Männer, Menschen über 50 Jahre und Geringverdiener profitieren nach Forscherangaben überproportional von der Verringerung der Feinstaub-Belastung. Bei Über-50-Jährigen war die Schutzwirkung zehnmal so groß wie bei Unter-50-Jährigen. Die Forscher errechneten auch, welchen wirtschaftlichen Nutzen eine Verringerung des Feinstaubausstoßes der fünf größten Emittenten hätte: Bei zehn Prozent Minderung wären es demnach 4,6 Milliarden kanadische Dollar pro eine Million Einwohner, bei 25 Prozent 8,2 Milliarden.

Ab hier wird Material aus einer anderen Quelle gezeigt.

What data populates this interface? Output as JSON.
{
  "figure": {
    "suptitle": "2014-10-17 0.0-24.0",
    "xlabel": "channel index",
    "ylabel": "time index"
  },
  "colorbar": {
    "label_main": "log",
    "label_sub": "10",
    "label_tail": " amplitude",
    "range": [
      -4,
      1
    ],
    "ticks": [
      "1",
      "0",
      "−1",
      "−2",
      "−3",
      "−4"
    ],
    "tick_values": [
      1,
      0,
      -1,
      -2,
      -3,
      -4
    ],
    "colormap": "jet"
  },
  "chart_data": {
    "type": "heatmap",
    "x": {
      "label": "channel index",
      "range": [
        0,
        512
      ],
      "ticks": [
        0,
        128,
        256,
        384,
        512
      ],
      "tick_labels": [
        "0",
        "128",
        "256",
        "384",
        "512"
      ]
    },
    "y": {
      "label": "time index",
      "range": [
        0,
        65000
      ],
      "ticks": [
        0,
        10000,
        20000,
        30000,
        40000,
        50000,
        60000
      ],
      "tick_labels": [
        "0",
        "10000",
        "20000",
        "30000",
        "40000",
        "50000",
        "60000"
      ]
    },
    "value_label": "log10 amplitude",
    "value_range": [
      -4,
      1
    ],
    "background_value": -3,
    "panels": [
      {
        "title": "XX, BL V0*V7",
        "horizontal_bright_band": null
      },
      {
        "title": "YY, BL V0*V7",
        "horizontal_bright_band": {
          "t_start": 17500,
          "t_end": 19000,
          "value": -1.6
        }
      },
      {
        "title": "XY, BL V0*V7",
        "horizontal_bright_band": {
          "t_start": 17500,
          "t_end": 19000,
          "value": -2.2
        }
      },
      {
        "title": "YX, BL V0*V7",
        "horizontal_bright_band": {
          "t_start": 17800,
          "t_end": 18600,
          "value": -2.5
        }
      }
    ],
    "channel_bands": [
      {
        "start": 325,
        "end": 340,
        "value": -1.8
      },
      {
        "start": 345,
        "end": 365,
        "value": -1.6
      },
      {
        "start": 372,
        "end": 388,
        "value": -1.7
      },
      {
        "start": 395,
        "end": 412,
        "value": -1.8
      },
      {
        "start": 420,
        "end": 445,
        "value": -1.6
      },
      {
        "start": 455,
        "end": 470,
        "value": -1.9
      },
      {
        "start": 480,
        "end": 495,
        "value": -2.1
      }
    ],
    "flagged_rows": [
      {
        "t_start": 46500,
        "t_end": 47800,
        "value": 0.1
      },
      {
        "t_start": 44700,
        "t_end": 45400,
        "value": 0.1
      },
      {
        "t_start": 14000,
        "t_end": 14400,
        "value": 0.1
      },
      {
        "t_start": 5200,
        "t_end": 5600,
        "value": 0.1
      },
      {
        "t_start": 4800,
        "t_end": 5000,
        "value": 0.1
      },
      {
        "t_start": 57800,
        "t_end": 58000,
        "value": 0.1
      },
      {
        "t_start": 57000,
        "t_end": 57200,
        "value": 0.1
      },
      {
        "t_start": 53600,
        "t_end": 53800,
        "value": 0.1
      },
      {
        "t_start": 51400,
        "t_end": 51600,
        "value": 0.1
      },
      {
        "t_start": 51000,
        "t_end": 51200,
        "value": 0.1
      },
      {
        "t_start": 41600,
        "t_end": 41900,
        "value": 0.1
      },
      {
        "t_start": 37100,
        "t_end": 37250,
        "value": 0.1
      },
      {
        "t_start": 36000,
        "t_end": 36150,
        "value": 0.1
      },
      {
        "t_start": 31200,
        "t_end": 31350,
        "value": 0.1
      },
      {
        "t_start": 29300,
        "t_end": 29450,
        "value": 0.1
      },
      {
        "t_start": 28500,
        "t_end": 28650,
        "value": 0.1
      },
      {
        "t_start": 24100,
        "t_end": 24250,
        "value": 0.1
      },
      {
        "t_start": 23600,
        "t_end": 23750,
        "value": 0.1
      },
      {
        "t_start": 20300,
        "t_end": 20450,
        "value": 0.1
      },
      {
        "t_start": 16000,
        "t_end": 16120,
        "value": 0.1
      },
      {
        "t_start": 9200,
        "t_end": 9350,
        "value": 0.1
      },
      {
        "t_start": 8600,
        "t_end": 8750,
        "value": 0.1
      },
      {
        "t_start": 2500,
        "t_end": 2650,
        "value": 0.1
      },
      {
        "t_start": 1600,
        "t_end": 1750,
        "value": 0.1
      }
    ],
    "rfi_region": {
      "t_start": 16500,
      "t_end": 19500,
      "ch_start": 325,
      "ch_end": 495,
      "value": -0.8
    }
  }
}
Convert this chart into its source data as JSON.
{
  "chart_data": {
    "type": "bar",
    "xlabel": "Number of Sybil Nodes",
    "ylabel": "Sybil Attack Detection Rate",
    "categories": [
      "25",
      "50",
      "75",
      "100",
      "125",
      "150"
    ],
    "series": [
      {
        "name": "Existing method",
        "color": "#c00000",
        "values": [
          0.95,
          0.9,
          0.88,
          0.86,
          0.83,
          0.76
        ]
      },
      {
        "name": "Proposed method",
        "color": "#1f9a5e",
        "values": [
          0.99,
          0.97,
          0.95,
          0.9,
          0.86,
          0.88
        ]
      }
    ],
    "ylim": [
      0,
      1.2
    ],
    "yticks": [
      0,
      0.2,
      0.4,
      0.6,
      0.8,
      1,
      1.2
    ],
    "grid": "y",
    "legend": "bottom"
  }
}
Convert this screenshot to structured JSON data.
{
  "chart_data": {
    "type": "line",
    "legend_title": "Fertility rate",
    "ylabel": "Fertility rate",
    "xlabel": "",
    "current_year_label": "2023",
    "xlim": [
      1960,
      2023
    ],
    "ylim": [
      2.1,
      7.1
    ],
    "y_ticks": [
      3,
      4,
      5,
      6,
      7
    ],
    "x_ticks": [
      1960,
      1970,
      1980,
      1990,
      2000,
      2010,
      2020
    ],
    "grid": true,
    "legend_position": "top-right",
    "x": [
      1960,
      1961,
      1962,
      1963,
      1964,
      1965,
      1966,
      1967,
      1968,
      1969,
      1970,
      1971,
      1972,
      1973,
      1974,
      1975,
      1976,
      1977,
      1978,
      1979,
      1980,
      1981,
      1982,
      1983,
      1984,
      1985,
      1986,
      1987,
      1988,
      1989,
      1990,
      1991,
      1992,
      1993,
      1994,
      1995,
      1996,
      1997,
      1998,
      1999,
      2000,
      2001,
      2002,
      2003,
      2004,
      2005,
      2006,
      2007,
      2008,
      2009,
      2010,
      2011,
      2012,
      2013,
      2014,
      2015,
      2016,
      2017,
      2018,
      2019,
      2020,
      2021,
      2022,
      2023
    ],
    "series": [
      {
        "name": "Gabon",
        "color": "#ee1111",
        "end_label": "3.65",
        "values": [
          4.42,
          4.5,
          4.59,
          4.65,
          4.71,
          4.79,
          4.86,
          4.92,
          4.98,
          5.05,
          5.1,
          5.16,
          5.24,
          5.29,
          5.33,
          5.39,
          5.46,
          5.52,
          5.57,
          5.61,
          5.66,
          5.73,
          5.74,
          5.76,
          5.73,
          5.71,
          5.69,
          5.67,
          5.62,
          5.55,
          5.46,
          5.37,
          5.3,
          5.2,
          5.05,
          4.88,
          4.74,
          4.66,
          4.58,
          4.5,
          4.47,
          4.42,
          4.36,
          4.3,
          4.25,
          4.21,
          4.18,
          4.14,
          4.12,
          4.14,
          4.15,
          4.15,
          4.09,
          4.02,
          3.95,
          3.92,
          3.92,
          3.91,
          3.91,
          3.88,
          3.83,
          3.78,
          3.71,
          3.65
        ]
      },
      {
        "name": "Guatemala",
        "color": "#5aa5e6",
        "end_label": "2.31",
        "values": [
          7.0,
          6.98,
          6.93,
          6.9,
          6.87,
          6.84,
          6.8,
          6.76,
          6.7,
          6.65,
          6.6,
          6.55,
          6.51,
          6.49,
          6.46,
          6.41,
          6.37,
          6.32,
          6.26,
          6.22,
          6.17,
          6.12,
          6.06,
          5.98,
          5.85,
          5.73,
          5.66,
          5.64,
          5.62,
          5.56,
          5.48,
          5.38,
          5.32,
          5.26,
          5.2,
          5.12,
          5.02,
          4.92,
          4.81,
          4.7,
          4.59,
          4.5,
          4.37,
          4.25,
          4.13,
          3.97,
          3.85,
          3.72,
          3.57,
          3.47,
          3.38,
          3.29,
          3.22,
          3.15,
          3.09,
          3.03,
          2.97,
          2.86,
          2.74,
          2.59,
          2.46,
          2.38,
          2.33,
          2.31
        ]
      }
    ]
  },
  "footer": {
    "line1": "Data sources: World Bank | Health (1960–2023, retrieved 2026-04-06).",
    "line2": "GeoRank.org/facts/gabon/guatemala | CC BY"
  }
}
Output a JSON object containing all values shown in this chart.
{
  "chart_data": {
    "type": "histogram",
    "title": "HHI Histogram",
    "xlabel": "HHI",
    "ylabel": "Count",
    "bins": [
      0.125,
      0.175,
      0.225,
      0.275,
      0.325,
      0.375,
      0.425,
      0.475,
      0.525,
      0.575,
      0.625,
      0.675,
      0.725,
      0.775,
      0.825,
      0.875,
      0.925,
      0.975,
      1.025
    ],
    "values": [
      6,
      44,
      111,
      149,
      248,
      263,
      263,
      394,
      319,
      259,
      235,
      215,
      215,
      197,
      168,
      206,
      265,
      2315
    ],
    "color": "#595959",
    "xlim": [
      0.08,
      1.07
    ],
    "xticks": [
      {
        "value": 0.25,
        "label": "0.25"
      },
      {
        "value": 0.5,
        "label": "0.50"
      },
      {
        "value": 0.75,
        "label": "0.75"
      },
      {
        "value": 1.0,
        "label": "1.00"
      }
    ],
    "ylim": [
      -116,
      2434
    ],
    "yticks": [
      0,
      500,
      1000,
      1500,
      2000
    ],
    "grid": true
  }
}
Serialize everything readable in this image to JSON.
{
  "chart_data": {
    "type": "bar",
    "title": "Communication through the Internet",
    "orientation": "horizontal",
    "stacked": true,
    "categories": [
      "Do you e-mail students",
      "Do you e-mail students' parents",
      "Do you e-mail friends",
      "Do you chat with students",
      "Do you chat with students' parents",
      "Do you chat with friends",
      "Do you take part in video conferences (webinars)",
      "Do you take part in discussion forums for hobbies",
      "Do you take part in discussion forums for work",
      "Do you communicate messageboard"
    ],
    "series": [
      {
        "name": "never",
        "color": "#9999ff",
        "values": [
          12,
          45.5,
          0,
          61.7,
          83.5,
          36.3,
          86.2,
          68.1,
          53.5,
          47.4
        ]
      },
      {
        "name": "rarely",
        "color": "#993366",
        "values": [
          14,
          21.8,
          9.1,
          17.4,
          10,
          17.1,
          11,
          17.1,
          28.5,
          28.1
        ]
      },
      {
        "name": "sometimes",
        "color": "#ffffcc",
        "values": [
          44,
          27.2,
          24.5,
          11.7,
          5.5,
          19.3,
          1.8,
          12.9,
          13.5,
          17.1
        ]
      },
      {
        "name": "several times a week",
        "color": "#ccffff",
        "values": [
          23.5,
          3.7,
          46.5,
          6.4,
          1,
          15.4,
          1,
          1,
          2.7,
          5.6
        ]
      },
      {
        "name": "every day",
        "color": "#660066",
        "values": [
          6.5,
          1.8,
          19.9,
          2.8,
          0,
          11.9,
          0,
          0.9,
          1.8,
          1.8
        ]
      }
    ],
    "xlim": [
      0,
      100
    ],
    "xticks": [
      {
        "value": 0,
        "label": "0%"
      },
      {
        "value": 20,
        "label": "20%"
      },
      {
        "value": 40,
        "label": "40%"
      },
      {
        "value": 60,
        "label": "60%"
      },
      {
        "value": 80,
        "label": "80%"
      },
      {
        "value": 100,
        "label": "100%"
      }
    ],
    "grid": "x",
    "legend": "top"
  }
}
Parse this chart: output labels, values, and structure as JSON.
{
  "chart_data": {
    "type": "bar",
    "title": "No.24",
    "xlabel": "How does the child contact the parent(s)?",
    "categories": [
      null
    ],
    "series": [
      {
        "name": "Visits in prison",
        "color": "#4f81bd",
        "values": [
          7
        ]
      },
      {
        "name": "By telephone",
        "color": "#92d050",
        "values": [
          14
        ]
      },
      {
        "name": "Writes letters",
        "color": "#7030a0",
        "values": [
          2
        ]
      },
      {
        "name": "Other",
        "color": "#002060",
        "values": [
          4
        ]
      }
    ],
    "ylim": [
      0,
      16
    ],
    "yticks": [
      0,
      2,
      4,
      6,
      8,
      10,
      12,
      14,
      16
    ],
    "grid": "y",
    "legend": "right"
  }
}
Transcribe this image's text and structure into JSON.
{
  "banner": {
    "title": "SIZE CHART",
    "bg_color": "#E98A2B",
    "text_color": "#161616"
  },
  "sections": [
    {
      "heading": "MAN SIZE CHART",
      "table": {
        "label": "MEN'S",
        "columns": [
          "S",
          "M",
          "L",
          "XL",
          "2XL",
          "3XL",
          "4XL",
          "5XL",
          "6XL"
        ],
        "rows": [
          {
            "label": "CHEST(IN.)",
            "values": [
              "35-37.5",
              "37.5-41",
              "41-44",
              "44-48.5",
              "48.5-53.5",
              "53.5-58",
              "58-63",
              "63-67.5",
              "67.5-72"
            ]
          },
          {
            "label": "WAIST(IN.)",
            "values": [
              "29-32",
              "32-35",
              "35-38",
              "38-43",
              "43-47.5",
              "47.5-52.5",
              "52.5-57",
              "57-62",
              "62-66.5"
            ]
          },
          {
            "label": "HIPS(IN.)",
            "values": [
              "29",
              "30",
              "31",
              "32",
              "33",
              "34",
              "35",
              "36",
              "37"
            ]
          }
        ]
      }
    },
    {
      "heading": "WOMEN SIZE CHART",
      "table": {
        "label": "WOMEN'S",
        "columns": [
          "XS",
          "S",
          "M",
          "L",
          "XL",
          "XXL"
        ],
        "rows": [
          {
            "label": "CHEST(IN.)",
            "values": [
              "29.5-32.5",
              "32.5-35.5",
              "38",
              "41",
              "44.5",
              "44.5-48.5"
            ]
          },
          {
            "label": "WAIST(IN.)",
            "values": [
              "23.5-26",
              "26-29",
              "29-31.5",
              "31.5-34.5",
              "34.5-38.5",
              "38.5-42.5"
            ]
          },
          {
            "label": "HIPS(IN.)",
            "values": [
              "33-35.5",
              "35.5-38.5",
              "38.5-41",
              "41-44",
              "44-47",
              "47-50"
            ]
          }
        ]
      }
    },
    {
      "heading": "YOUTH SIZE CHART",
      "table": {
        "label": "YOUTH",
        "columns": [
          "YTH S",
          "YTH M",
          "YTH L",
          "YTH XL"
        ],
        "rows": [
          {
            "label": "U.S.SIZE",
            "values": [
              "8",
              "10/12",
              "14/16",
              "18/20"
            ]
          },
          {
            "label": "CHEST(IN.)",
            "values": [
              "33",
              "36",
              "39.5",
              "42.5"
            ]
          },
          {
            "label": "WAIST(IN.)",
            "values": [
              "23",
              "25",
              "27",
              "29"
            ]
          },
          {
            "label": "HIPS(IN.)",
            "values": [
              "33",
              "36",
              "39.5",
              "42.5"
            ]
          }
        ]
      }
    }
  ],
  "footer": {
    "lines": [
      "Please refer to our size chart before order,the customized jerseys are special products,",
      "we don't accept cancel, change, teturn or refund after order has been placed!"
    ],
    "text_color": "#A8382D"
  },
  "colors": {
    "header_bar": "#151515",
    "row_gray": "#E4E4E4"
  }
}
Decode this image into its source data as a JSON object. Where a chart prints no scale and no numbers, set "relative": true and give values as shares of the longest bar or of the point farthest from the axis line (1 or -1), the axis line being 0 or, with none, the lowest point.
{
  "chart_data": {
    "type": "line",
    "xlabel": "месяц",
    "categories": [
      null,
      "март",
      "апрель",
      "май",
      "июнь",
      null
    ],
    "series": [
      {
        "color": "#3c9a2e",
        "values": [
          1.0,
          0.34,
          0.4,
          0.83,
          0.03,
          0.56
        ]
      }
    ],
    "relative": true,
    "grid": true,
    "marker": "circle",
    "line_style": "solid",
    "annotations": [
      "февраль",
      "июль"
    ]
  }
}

Auch wenn die gefundenen Zahlen sich auf Kanada beziehen, zeigen sie den Forschern zufolge dennoch, welches Gesundheitspotenzial in der Reduzierung von Feinstaub steckt: „Angesichts der Tatsache, dass die PM2,5-Werte in Kanada zu den niedrigsten weltweit gehören, können diese Ergebnisse wichtige Auswirkungen auf die öffentliche Gesundheit weltweit haben“, schreiben Chen und Kollegen.